Précédemment, Alexandre Bloch et Jean-Claude Casadesus s’étaient efforcés, pas toujours avec le même succès, de rechercher cet équilibre délicat. Avec le premier, François-Frédéric Guy démontré dans le Concerto n°23 d’une hauteur de vue indéniable, d’une noblesse un peu massive aussi, qui tend à éloigner l’impact émotionnel duAdagio. Dans le n°10pour deux pianos, le Duo fantôme, formé par Manuel Vieillard et David Salmon, fait preuve de génie, de cohésion et d’une joie de jouer contagieuse. En compagnie du fondateur et ancien directeur emblématique de l’équipe lilloise, vert enviable à 88 ans, Abdel Rahman El Bacha ne dévie jamais, dans le Concertos n°25 et 26, d’un académisme prudent et solide, sans réel enjeu. Enfin, visiblement aguerri à ce répertoire, l’Orchestre Royal de Chambre de Wallonie, dirigé de son violon par Jean-Frédéric Molardse porte bien dans le Concerto n°12d’autant plus que le piano de Cédric Tiberghienpoli et lumineux, ravit par un ton d’une grande fraîcheur.

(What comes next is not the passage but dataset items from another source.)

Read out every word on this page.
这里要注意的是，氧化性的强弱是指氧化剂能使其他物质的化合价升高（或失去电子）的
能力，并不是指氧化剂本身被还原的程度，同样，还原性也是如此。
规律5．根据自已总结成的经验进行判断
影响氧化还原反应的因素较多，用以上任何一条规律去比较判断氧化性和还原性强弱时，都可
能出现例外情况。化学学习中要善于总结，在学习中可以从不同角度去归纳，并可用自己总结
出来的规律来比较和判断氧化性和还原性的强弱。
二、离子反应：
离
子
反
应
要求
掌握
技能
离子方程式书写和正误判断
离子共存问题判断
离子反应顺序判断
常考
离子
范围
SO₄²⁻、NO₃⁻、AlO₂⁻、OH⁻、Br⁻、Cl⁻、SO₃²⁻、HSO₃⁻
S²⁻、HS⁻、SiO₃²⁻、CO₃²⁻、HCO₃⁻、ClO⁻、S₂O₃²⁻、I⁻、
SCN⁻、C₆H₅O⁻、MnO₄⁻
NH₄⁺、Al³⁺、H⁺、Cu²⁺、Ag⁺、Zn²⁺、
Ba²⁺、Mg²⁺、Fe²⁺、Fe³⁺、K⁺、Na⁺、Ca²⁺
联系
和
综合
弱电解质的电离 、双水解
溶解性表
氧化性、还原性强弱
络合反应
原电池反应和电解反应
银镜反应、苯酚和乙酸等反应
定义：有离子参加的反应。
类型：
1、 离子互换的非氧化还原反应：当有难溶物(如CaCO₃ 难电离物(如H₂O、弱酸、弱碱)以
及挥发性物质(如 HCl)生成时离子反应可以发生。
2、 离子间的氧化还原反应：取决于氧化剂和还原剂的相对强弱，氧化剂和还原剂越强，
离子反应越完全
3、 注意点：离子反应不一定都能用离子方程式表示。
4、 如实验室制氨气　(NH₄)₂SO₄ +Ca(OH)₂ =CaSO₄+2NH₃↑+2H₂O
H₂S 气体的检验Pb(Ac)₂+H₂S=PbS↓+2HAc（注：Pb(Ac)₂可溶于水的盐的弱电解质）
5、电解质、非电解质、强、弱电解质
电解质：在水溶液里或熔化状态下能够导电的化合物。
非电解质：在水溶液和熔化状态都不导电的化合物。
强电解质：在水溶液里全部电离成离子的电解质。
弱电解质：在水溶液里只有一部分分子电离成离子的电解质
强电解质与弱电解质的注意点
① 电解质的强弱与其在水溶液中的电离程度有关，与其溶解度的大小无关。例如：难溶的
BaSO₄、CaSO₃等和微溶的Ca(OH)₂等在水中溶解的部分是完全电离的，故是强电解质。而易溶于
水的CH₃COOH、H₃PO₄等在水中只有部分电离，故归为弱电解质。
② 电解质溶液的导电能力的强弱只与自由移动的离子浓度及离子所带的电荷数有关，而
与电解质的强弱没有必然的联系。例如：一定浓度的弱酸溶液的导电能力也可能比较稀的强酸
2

Rendez-vous dans la charmante salle du conservatoire pour le premier des six récitals de l’intégrale des sonates – toujours de Mozart. Pas de place pour la moindre galanterie dans la vision vigoureuse deHerbert Schuch : son instrument sonne avec autant d’effusion que de franchise. Si l’on apprécierait ici et là plus de vivacité et de légèreté, on ne pourra qu’admirer la singularité de la proposition du musicien, son rubato parfois audacieux mais maîtrisé, la courbe de son phrasé, la densité de ses timbres.

Alliance de panache et d’élévation

L’indigestion de Mozart approchant, il fallut boire à d’autres sources. Ce ne sont pas les 24 Préludes de Debussy d’Anna Tsybuleva qui étanchera notre soif : un festival d’approximations, de joliesses inconsidérées et de prosaïsmes. Malgré l’acoustique sèche du cinéma de la station Saint-Sauveur, et un instrument peu attrayant, Rodolphe Menguy offre une performance complètement différente. Si le premier mouvement du sonate de Bartok, pas toujours dominé, se cherche encore, les deux suivants, tout comme la manière de grande improvisation dans le Danses de Marosse de Kodaly, déployez avec fluidité, sécurité et élégance. Dans une belle Sonate de Liszt, le pianiste de 26 ans réussit à allier panache et élévation, osant même parfois quelques moments risqués.

Une heure plus tard, le récital de Kevin Chen soulève d’autres questions. Certes, à 19 ans, le lauréat des concours de Genève et Tel-Aviv dispose de moyens enviables, mis en œuvre dans Après avoir lu Dante, où ses doigts peuvent combattre, gratter et plier le clavier à sa guise. Il fait preuve d’un appétit pour la musique et d’une imagination sonore que son exécution langoureuse des morceaux précédents de ce Deuxième de la Années de pèlerinage de Liszt ne nous avait pas précisément préparés…

Festival Piano(s) de Lille. Du 14 au 16 juin.